Une description des comtés de Valentinois et de Diois, rédigée en latin après le décès
du dernier comte, Louis de Poitiers, en 1419, affirme expressément que Marsanne est propriété
comtale. Cette description dit à peu près ceci : l’agglomération fortifiée de Marsanne, avec
château et ville close, qui appartient au domaine du comte, est située dans la vallée de la
Valdaine, dans un pays fertile, à une lieue de Puy-Saint-Martin, en limite de Grâne, au nord,
d’Autichamp, de Roynac et de Puy-Saint-Martin, à l’est, et de Sauzet et La Laupie, au sud.

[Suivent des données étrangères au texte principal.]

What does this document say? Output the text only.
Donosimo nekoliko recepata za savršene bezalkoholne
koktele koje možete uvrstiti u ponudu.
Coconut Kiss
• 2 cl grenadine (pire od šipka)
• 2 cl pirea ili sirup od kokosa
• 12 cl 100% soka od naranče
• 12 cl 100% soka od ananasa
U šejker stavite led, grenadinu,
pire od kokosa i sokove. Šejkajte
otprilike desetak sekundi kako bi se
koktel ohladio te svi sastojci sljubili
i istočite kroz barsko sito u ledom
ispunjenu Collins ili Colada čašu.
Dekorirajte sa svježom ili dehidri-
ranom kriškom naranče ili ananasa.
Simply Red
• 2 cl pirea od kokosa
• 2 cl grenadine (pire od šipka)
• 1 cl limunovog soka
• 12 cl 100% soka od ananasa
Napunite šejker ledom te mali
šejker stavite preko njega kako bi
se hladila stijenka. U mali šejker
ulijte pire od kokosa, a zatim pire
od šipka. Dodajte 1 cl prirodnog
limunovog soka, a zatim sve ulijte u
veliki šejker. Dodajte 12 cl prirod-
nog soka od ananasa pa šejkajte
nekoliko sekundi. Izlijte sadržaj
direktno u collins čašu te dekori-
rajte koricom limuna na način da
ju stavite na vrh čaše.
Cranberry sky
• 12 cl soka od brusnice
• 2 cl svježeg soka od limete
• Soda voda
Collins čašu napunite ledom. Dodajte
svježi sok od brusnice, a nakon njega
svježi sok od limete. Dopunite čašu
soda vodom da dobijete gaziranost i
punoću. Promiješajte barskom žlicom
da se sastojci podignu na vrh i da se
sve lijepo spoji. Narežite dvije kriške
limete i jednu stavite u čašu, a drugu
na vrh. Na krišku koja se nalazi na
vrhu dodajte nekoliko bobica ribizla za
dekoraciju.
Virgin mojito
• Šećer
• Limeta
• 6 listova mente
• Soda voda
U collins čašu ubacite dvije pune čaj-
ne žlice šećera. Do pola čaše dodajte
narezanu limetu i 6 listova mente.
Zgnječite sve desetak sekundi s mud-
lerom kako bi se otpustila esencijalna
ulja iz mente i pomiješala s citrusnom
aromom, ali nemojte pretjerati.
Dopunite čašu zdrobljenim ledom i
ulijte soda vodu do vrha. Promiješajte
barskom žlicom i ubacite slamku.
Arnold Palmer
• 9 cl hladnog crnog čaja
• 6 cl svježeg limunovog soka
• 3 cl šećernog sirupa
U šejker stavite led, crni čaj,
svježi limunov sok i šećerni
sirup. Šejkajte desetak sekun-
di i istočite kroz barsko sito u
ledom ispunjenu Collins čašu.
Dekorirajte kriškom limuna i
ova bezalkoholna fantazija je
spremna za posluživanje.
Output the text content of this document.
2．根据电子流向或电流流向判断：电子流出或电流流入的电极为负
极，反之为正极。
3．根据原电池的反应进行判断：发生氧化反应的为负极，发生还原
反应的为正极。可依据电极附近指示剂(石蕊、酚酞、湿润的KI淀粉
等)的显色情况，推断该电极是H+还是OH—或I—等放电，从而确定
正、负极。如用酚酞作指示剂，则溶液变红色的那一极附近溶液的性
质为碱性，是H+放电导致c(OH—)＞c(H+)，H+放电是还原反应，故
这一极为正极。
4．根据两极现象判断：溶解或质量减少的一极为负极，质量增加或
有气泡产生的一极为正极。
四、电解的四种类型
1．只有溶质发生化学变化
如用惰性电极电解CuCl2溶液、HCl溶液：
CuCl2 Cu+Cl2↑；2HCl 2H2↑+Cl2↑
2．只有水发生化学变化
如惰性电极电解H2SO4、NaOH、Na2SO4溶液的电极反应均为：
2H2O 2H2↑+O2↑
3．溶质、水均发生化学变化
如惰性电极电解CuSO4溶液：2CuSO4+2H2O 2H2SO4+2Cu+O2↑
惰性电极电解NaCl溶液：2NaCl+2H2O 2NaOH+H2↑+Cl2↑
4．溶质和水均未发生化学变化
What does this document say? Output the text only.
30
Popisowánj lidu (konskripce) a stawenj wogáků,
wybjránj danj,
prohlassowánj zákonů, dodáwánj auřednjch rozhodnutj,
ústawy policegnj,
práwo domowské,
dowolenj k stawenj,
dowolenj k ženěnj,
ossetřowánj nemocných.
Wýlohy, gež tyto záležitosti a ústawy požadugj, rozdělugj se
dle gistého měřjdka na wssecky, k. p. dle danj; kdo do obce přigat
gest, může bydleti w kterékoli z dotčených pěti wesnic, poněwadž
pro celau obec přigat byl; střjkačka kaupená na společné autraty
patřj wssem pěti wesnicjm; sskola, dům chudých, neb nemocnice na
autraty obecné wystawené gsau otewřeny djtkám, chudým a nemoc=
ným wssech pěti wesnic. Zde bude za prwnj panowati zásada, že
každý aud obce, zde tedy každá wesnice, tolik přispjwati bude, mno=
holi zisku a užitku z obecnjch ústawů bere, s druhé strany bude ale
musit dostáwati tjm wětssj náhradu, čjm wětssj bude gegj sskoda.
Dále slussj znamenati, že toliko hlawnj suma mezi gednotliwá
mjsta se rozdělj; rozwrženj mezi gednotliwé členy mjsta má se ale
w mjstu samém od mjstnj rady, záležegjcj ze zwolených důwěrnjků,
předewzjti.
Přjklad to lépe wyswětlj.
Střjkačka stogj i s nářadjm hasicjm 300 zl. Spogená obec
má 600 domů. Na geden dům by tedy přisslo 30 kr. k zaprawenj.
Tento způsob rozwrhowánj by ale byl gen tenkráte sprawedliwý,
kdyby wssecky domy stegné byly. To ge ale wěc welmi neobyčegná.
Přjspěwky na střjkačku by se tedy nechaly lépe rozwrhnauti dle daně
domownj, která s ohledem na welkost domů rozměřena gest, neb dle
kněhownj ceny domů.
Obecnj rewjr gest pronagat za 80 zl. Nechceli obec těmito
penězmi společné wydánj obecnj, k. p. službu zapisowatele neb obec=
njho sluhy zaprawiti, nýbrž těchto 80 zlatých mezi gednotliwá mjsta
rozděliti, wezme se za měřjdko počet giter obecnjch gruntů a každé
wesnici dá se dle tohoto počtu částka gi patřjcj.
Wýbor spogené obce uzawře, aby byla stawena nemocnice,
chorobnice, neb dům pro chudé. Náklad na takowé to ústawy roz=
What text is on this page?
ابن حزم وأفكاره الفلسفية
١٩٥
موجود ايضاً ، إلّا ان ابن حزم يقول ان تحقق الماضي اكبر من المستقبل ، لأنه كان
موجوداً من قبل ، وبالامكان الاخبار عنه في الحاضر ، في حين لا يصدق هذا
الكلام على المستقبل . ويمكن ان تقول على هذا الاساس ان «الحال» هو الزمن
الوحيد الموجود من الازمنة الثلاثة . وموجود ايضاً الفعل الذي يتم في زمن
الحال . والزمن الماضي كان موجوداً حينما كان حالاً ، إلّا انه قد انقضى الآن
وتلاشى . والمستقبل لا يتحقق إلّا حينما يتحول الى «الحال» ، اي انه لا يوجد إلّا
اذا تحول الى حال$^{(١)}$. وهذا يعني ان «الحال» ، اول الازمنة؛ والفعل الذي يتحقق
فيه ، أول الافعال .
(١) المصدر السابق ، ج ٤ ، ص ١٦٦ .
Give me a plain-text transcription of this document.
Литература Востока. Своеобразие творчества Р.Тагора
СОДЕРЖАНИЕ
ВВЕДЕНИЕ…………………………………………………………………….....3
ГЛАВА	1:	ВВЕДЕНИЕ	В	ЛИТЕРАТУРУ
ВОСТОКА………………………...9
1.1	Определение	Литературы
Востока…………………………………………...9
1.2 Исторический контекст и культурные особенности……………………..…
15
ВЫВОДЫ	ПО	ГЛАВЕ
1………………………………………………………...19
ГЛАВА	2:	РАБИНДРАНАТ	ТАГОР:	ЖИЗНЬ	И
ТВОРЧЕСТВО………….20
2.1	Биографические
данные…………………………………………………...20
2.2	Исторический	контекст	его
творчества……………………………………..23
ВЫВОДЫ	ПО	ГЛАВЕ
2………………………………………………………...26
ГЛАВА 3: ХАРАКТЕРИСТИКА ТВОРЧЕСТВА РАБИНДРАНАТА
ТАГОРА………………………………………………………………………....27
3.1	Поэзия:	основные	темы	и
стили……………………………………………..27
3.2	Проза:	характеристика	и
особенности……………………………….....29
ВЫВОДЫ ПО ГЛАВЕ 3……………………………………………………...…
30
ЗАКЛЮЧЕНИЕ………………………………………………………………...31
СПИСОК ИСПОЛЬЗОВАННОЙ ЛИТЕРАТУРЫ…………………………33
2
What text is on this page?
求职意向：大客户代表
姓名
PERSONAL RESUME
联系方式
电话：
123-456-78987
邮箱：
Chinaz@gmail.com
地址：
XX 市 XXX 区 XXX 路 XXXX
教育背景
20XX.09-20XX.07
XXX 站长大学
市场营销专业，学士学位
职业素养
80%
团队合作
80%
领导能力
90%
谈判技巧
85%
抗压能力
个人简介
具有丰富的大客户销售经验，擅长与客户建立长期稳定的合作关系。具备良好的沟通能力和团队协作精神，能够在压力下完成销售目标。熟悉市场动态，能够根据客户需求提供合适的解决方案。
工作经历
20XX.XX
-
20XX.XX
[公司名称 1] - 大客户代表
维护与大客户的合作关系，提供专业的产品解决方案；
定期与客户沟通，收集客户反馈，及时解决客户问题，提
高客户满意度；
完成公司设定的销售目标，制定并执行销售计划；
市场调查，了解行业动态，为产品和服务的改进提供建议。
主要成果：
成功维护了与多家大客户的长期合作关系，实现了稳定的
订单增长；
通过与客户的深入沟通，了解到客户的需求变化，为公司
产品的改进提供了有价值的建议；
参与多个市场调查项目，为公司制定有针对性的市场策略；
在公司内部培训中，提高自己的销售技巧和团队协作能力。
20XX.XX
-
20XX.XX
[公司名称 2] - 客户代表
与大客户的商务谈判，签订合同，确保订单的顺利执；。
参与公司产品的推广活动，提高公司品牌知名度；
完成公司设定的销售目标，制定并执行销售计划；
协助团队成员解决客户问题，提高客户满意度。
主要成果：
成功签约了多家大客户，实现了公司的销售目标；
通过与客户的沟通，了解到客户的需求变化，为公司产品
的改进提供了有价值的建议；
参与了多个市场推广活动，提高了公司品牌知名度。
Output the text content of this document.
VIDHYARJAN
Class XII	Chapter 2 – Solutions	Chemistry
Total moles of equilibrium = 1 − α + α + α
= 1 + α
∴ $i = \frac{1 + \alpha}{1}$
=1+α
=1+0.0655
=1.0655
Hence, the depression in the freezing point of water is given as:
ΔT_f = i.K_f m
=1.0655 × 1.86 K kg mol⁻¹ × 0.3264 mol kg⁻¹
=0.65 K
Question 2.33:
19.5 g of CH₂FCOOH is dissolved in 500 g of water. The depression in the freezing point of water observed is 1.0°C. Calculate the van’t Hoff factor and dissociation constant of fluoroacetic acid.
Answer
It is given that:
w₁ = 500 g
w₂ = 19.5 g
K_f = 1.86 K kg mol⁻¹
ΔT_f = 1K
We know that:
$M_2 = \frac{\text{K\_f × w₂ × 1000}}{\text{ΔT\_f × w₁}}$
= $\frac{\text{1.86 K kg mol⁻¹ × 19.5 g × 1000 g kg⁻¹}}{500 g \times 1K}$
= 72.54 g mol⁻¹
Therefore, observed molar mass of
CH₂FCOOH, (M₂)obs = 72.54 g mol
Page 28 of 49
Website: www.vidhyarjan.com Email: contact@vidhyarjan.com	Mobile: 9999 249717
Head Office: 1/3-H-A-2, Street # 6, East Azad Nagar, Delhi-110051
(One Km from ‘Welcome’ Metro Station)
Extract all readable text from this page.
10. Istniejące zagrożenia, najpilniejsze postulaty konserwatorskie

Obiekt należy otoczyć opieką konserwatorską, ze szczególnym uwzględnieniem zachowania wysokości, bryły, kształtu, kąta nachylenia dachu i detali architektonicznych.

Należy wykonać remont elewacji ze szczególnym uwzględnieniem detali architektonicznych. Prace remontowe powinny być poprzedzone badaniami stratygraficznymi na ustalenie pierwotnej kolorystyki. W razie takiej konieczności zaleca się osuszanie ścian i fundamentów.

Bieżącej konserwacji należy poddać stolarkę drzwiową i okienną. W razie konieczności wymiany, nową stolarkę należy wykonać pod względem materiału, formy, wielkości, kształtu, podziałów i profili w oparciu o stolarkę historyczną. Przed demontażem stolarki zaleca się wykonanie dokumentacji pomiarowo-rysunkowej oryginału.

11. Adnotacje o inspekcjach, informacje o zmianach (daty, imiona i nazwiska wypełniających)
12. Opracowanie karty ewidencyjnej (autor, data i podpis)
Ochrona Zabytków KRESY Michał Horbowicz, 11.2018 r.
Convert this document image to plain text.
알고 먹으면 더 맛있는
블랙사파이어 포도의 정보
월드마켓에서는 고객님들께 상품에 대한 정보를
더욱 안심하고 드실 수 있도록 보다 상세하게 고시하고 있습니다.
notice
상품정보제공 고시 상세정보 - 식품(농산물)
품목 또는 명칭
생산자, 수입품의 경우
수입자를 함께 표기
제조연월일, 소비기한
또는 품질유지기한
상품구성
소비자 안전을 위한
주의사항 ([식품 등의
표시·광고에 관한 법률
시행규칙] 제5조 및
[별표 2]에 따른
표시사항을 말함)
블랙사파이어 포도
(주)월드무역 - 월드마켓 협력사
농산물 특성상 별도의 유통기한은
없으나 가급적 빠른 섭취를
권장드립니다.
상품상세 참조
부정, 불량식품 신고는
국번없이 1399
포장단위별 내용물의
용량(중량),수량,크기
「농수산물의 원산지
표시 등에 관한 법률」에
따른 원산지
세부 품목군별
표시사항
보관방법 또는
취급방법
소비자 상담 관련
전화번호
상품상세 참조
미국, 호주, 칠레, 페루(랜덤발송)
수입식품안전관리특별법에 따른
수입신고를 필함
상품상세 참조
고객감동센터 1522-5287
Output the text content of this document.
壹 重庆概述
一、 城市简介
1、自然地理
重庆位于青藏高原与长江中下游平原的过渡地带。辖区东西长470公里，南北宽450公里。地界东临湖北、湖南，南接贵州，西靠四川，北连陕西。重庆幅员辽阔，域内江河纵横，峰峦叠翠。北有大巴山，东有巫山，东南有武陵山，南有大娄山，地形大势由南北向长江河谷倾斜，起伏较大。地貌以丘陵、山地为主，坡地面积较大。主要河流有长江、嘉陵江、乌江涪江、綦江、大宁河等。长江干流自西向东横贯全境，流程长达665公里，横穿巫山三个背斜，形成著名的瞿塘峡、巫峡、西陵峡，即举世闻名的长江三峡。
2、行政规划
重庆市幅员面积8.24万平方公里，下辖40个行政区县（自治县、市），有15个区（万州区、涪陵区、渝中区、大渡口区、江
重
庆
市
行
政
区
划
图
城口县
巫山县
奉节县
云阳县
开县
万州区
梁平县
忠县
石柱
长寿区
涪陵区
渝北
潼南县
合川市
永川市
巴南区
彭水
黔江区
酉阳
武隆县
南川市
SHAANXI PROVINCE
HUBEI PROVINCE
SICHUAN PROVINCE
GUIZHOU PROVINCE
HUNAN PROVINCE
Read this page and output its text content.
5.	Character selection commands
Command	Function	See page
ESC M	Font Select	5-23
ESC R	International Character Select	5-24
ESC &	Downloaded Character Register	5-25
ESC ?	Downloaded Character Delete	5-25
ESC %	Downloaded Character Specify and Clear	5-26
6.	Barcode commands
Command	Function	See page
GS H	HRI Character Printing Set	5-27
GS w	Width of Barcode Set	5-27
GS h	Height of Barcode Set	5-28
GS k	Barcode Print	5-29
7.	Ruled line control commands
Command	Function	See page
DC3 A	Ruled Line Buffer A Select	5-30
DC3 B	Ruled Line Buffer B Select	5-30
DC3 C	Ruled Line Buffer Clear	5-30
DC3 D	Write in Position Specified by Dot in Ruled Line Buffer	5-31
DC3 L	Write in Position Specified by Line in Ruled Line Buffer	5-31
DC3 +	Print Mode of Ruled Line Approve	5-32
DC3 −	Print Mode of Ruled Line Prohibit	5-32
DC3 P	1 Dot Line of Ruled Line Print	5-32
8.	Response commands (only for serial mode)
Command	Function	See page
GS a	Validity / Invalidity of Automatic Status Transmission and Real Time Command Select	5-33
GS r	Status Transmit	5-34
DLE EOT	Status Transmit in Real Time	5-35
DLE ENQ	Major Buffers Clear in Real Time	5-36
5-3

À cette époque, Bonlieu, village créé autour d’une abbaye cistercienne de femmes du
douzième siècle, faisait encore partie du territoire de Marsanne, ce qui explique son absence
dans ce texte, alors que Cléon-d’Andran, même omis dans la liste des voisins marsannais, est
décrit plus loin. Sauzet et Grâne appartenaient aussi au domaine propre du comte, avec leurs
châteaux qui lui servaient de lieux de résidence, mais d’autres châteaux domaniaux, comme
Savasse, étaient ruinés par fait de guerre. Ce texte permet seulement deux certitudes :
Marsanne avait peu souffert des conflits les plus graves et les derniers comtes avaient résidé
ailleurs.
L’origine des comtés de Valentinois et de Diois perdue dans la
nuit des temps ?
Après 1419, les complications juridiques consécutives aux clauses du testament de
Louis de Poitiers amenèrent à un conflit armé, mais, parallèlement, les différentes parties
procédèrent à diverses négociations. Dans ce cadre, furent réalisées des enquêtes destinées
à évaluer l’étendue des domaines en jeu, comme le montre bien la description des comtés
de Valentinois et de Diois évoquée ci-dessus.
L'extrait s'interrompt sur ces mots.